The online version of the Chinese Communist party newspaper has fallen victim to a spoof story on satirical website The Onion which named North Korean dictator Kim Jong Un as the Sexiest Man Alive 2012.

The People's Daily ran the joke article along with a whopping 55-page slideshow in tribute to the supposed sexiest man alive, unaware the whole thing was a fake.

Quoting The Onion's report, the Chinese government newspaper said: "With his devastatingly handsome, round face, his boyish charm, and his strong, sturdy frame, this Pyongyang-bred heartthrob is every woman's dream come true.

"Blessed with an air of power that masks an unmistakable cute, cuddly side, Kim made this newspaper's editorial board swoon with his impeccable fashion sense, chic short hairstyle, and, of course, that famous smile," it added.

Some of the photos in the Chinese version of the story to back up The Onions claims include pictures of Kim on horseback, aiming a sniper rifle, and posing with members of the women's volleyball team.

The Onion article also claimed that previous sexiest man alive winners included Syrian leader Bashar al-Assad and American terrorist Ted Kaczynski.

It was not the first time a state-run Chinese newspaper fell for a fictional report by The Onion.

In 2002, the Beijing Evening News, one of the capital city's biggest tabloids at the time, published as genuine news the fictional account that the US Congress wanted a new building and that it might leave Washington DC.

Other news publications across the globe have also fallen for the website's satirical stories.
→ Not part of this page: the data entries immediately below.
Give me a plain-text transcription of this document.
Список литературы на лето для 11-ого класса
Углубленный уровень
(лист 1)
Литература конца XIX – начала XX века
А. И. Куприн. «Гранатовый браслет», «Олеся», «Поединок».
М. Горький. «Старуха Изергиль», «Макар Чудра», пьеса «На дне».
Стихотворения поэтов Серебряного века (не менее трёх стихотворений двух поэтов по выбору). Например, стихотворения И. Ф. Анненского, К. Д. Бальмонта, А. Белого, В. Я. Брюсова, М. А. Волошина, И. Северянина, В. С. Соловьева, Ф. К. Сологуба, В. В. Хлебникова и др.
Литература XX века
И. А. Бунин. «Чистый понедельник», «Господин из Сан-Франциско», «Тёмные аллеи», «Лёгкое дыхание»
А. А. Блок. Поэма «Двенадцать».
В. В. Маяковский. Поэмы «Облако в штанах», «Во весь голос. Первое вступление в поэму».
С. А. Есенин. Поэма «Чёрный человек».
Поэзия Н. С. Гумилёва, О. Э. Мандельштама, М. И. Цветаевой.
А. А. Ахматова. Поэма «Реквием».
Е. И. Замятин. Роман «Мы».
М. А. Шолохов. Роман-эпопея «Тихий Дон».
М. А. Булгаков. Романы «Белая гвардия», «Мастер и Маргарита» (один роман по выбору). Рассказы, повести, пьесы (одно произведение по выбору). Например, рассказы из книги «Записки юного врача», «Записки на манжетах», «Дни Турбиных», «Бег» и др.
An Iranian news agency was forced to apologise after it ran a false story which claimed that 77 percent of rural white Americans would rather vote for Iranian president Mahmoud Ahmadinejad than Barack Obama.

In 2010, US site FoxNation ran an Onion story that claimed that Obama had sent a 75,000-word email to everyone in the US.

Bangladeshi newspapers the daily Manab Zamin and the New Nation were also forced to apologise after running a false story that claimed Neil Armstrong had admitted that the moon landing was an elaborate hoax.

The papers grudgingly admitted: "We didn't know The Onion was not a real news site."